It’s been several months since I posted anything, and some readers have asked me about my plans. In short, I don’t know.
I’ve been blogging (first at No Longer Quivering, then on my own) for four years. I began with a heap of stories about fundamentalism and the act of leaving that I felt needed to be told. In 2009, I still felt like I had invented leaving the Message of the Hour, and was unable to talk to anyone in my new life about religion without inspiring pity or utter confusion. NLQ helped me find community, and my blog subsequently connected me with a group of ex-Message believers, too. Even if I’m not the most active participant in those online communities now, I have thoroughly learned that I am not alone. I’ve also learned how to find ex-fundamentalists in real life (hint: there are lots of them in Unitarian Universalism!) and how to tell “normal” people stories from my background without sounding like a Lifetime movie.
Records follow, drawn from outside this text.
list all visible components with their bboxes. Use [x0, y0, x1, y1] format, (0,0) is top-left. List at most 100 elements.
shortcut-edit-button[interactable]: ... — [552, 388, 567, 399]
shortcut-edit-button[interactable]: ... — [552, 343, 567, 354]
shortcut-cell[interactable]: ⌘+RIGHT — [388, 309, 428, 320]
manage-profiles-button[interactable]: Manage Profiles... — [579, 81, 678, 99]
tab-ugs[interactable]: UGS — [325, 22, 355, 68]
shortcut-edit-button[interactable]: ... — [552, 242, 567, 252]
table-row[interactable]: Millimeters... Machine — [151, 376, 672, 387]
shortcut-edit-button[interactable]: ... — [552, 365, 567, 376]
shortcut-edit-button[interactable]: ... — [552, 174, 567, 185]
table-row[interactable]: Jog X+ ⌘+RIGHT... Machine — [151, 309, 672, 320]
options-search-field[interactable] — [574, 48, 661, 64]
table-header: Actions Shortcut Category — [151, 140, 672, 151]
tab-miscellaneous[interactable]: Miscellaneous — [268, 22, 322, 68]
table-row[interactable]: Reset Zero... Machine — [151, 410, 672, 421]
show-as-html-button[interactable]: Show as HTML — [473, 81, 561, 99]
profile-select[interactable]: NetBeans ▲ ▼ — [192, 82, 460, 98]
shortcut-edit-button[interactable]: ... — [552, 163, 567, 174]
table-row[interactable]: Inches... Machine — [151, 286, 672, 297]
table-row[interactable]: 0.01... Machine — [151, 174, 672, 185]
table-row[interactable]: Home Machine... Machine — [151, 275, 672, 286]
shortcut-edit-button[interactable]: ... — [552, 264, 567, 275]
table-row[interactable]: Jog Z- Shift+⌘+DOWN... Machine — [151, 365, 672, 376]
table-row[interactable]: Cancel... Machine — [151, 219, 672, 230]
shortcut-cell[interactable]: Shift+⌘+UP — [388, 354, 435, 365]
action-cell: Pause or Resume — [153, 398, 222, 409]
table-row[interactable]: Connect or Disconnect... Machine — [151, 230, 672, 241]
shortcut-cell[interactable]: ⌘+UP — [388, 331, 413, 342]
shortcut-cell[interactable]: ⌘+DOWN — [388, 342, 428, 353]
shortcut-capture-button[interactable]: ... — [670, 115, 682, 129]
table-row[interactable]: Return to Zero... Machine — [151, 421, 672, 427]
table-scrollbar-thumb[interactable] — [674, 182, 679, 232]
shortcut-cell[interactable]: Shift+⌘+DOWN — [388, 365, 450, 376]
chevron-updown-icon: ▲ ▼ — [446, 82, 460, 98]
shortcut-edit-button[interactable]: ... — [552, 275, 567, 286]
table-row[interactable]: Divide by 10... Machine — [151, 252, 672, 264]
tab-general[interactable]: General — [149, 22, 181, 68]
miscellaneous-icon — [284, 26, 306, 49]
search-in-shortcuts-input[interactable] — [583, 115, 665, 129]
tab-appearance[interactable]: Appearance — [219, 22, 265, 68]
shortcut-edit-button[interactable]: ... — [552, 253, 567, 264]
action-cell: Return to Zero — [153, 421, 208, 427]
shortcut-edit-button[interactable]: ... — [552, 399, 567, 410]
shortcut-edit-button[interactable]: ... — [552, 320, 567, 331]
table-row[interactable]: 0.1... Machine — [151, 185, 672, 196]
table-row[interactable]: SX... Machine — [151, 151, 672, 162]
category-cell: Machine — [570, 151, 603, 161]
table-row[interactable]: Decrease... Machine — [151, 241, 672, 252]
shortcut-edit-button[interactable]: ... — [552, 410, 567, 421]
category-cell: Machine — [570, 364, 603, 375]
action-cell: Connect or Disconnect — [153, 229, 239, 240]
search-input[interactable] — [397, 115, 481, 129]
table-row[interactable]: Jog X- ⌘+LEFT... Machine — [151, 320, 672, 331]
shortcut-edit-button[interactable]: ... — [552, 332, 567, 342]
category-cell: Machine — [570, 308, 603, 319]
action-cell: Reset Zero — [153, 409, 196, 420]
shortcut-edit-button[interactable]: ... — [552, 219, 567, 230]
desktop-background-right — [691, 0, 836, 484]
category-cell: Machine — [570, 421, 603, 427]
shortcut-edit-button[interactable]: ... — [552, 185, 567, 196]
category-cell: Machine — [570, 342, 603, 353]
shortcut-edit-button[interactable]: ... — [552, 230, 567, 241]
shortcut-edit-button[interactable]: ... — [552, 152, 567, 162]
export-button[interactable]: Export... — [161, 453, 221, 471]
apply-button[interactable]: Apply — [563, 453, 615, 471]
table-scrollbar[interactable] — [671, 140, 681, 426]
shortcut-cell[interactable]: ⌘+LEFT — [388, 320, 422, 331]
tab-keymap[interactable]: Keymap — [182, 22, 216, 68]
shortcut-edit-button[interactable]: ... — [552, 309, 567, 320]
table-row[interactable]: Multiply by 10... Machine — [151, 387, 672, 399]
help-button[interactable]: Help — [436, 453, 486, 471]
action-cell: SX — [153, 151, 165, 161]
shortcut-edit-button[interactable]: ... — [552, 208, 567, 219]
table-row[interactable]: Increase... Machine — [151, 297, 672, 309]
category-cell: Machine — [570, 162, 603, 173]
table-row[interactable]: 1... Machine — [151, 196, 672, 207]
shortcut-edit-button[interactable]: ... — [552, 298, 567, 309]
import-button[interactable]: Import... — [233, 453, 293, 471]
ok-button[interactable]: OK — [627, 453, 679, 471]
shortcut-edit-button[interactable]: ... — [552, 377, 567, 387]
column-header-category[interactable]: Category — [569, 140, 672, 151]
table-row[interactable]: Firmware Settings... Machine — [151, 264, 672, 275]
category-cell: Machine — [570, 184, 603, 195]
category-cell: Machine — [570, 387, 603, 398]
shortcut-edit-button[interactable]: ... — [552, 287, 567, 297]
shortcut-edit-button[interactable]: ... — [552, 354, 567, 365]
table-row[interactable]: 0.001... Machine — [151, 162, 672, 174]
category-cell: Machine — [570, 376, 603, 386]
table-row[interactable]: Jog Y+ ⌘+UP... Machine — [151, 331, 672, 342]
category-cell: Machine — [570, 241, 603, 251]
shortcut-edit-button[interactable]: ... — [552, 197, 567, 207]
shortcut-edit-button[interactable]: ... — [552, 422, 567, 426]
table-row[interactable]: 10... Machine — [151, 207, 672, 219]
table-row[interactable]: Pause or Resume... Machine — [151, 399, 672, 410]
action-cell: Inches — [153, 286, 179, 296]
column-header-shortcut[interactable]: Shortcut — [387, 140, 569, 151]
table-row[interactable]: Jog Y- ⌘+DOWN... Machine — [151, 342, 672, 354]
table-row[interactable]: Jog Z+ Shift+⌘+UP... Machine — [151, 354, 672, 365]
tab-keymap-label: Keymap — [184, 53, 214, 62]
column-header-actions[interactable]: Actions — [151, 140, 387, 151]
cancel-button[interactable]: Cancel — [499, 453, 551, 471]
I began with a number of issues burning on my mind, mainly involving the modesty doctrine and the harm it inflicts on young girls’ body image and sense of self-worth. I still regard my posts on modesty as this blog’s main reason for existing. Since I wrote those posts, I’ve been pleased to see other bloggers take up the call for an end to “purity culture” and misogynistic “object lessons” that compare women to various consumable treats.
After four years, though, there has been a slow, but major, change in my life: I am no longer connected with fundamentalism.
My mother has realized a lot of the harm that came from my church and has somewhat distanced herself from it. I’ve lived states away from my old community for a long time, and no one tries to recruit me anymore. I don’t deliberately read fundamentalist media because it just dredges up anger about things I don’t think about otherwise. With my contribution to the modesty debates complete, I no longer feel a sense of mission in blogging.
The main struggles of my life right now are about figuring out my career. How to take what I’ve done so far and get where I want to go. How to reconcile my desire to travel and excel with my responsibilities to a family. How to pay the bills. Deciding when, if and how to become a parent. In short, normal twenty-something anxieties.
This blog is supposed to be about religion. It’s therefore understandably fallen to the wayside when religion no longer dictates the direction of my life. I have put my past relatively comfortably in my pocket, but that leaves me with little to say.
So I put it to my readers: Thank you for being there and for your encouraging comments along the way. Is there something more you want to know about my experience in fundamentalism, or in making a life afterwards? Leave questions in the comments and I’ll make my answers the subject of my next blog posts, assuming the questions are about things I’m comfortable discussing.
I may eventually fold my most important blog posts into a website and lay aside religious blogging for good. For now, let me know what you’d like to discuss.